According to a news release issued by the European Commission, four coal districts in Germany will collectively receive a total of 2.5 billion euros from the EU’s Just Transition Fund (JTF) to assist them in transitioning to an economy that is more friendly to the environment. “The Just Transition Fund will help the German regions most impacted by the green transition to move away from coal,” European Commissioner for Cohesion and Reforms Elisa Ferreira said. “This will be accomplished by supporting the reskilling of people and businesses, diversification of the economy, investing in sustainable mobility, digitization, and energy efficiency.” North Rhine-Westphalia, Brandenburg, Saxony, and Saxony Anhalt are the German regions that will be the most impacted by the green transition
Brandenburg, a state in eastern Germany that is rich in lignite, will get the largest portion, amounting to 785 million euros. According to a tweet posted by the state’s economy minister, Jorg Steinbach, “The JTF can be used, for example, in Lusatia, but also in the refinery region of Schwedt (in eastern Germany), to promote the reorientation of companies and the establishment of new businesses.” Lusatia is located in the eastern German state of Germany. North Rhine-Westphalia, located in the western region of the country, is home to a sizable industrial sector, and the state will receive 680 million euros as part of an initiative to clean up land contaminated by abandoned lignite mines, encourage the formation of new businesses in environmentally conscious industries, and offer training and career counseling to help workers keep their jobs. Both Saxony and Saxony-Anhalt will each receive 364 million euros, whereas Saxony will receive 645 million euros.

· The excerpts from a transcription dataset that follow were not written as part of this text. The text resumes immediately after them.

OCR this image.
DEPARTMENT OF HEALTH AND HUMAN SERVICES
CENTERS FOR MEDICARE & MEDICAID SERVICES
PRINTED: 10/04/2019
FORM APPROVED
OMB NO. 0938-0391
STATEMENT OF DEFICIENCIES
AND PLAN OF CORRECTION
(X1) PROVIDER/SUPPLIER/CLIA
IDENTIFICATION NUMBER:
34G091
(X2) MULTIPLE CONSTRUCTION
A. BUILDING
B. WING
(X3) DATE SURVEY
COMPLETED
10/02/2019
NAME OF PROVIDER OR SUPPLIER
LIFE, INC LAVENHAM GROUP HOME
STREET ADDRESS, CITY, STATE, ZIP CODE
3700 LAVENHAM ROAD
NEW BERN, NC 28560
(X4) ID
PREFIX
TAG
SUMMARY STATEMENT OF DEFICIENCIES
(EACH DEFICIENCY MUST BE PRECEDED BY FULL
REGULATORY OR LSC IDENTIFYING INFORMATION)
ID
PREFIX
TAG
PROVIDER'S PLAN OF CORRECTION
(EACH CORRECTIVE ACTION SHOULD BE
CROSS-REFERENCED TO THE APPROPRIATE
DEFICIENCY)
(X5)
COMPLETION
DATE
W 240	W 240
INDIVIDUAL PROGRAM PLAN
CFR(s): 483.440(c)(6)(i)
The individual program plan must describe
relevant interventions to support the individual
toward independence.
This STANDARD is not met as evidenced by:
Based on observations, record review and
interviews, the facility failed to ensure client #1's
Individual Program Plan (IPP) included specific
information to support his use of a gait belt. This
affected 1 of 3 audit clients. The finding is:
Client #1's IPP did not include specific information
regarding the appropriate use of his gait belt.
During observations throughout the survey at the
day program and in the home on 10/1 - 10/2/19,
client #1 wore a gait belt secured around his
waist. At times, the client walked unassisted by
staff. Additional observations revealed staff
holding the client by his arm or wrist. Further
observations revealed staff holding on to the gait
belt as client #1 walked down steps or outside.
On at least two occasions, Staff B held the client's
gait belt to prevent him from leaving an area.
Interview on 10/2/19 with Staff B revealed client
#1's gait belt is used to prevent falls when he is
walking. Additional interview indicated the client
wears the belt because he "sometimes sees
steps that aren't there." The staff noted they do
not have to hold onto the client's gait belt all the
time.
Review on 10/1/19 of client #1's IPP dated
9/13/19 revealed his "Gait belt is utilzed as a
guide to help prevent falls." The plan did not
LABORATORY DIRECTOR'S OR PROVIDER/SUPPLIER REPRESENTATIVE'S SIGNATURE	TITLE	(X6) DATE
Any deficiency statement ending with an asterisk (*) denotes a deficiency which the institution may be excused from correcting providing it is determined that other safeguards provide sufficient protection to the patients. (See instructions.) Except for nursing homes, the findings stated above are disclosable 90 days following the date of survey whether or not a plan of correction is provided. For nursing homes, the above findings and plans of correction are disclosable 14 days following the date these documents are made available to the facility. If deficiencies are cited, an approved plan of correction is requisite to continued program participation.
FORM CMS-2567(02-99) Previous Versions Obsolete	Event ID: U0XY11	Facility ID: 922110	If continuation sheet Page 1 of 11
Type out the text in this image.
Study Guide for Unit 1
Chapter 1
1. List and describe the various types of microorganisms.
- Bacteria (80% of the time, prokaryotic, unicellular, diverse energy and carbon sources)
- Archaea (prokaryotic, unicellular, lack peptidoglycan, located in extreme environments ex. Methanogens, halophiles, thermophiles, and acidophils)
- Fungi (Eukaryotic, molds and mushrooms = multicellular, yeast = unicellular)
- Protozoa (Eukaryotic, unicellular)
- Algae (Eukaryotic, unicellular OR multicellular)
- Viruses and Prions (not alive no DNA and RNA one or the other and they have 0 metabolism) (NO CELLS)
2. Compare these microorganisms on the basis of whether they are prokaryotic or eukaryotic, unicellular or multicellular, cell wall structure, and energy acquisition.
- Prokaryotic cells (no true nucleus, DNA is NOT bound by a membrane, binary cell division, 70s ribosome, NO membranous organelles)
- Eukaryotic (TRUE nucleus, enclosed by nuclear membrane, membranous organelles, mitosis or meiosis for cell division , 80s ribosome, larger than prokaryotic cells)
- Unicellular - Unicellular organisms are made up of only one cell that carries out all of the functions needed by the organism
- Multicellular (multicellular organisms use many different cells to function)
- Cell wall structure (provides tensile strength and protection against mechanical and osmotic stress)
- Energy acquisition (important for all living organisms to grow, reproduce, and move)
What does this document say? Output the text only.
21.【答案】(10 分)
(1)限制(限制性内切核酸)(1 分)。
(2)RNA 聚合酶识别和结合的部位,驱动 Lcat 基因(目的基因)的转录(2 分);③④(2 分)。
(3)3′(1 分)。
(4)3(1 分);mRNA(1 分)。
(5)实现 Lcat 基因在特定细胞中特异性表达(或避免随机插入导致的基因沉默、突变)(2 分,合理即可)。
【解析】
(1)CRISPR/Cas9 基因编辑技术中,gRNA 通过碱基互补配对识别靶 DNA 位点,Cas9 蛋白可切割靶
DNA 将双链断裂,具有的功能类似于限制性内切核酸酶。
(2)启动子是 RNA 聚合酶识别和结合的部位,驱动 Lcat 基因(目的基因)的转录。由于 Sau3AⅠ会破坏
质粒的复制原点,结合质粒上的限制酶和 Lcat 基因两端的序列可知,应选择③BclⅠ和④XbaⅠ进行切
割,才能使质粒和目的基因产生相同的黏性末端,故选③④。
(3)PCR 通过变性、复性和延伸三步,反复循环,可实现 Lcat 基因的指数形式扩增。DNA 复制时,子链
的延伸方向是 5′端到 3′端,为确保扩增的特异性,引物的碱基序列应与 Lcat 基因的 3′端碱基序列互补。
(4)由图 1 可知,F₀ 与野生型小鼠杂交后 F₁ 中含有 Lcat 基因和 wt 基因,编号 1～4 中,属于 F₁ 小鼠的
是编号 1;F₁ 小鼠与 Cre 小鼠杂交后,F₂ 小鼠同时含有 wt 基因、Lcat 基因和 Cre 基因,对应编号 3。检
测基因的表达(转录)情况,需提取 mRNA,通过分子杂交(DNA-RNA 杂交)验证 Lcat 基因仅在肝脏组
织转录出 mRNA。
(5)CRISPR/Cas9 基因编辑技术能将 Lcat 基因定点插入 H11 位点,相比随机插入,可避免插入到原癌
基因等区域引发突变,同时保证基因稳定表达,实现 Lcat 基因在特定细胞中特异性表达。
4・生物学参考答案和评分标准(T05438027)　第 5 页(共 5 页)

Coal mining and other businesses that are detrimental to the environment have been major economic drivers in a number of European regions. The Joint Task Force of the EU provides assistance to such regions in order to facilitate a just transition to a climate-neutral economy. It provides targeted support to help mobilize approximately 25 billion euros over the period of 2021-2027 in the regions that will be most affected by the transition, which would ameliorate the negative socioeconomic effects of the transition. The just transition plans that have been drafted in collaboration with the European Commission outline the issues that are specific to each area, as well as the requirements for development and the goals that must be achieved by the year 2030.